Não à toa, ser digitalmente ágil tornou-se essencial para permanecer à frente da concorrência.

Não à toa, ser digitalmente ágil tornou-se essencial para permanecer à frente da concorrência.

Por Marisa Nannini

Empresas digitalmente ágeis e seu design organizacional

Uma das coisas importantes para compreender na atualidade é que o poder não reside em conhecer, e sim em conhecer rapidamente. Como defendia Alvin Toffler, futurista e autor do livro Future Shock:

“Os analfabetos do século 21 não serão aqueles que não sabem ler e escrever, mas aqueles que não conseguem aprender, desaprender e reaprender”

Diante desse sentido de urgência, em vez de fazer uma única grande aposta estratégica, Conselhos e a alta liderança precisam implementar várias iniciativas, experimentando novos modelos de negócios com custos baixos, tirando os que não funcionam de cena e ampliando os mais bem-sucedidos. Precisam abraçar o conceito de “falhar rápido” e “falhar barato”, defendido por Seth Godin, e desenvolver suas capacidades digitais pela experiência direta, ativando em seus colaboradores uma compreensão real dos drivers de negócio para permitir respostas oportunas, adequadas e mais ágeis.
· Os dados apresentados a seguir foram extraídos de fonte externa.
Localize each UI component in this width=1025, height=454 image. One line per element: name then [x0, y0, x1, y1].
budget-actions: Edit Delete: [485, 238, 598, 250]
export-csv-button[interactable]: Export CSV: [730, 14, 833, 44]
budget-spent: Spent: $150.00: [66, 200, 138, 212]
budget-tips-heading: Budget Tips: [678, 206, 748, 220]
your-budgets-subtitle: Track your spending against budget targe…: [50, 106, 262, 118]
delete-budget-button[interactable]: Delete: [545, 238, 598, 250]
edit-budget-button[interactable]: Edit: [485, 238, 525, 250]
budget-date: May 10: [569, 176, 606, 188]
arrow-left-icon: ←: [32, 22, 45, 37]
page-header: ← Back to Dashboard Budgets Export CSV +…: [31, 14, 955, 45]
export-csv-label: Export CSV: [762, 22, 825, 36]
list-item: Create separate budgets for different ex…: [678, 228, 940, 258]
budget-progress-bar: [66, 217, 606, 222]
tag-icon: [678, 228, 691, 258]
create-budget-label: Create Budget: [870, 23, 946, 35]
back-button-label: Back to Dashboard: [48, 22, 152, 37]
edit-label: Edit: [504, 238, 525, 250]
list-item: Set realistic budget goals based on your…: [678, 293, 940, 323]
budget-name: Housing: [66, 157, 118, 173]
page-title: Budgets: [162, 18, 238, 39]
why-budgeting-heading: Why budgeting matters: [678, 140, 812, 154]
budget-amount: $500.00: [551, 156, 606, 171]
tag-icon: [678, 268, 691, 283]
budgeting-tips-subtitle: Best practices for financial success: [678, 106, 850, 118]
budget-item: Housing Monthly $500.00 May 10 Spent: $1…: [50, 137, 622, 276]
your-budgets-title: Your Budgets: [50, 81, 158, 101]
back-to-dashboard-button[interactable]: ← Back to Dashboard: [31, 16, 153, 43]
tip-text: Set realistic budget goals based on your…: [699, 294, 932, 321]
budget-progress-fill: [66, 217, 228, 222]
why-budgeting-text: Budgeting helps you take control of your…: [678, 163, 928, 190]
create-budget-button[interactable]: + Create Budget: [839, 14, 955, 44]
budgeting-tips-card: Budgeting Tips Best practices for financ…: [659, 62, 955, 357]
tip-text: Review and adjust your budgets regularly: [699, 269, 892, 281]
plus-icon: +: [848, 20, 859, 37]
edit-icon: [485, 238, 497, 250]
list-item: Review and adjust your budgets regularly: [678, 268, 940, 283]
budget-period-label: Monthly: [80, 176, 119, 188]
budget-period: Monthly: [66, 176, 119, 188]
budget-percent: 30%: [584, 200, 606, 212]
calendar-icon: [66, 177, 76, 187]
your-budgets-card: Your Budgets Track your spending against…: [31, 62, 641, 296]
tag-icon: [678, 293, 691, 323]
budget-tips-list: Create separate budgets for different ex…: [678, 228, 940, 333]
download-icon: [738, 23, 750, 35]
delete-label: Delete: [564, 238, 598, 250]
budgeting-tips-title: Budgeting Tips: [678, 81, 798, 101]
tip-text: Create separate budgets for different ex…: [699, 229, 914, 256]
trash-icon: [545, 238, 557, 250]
Não só as organizações ágeis se sentem diferentes em termos de cultura e senso de responsabilidade, mas também são diferentes quanto ao design da organização. Pesquisa do CRF (“Organization Agility”) sinalizou uma série de aspectos que caracterizam organizações ágeis:

  • Tendem a ter estruturas mais planas, com menos camadas hierárquicas e intervalos de controle mais amplos.
  • Conseguem ter alcance máximo em seu ambiente externo por estarem perto de seus clientes e por descentralizarem o máximo possível a tomada de decisões. Definem papéis e responsabilidades de tal forma que os profissionais se sentem estimulados a monitorar e entender as tendências associadas a determinados stakeholders e a trazer suas observações para dar respaldo às decisões.
  • Observam de perto a concorrência e têm mecanismos para escanear o horizonte, identificando necessidades emergentes dos clientes ou potenciais oportunidades e, assim, observar ameaças iminentes antes de mais ninguém.
  • Constroem e mantêm redes informais em toda a organização e projetam processos que atravessam as divisões entre áreas. Não deixam que limites funcionais diminuam o ritmo do trabalho. Organizações ágeis evitam gargalos empoderando equipes para que resolvam questões em conjunto com colegas de outras funções, sem que todas as decisões passem necessariamente por esferas superiores.
  • Equilibram seu foco interno/externo para não perder de vista a evolução em seu mercado. Não descansam sobre conquistas, nem acreditam que são únicas ou melhores do que a concorrência.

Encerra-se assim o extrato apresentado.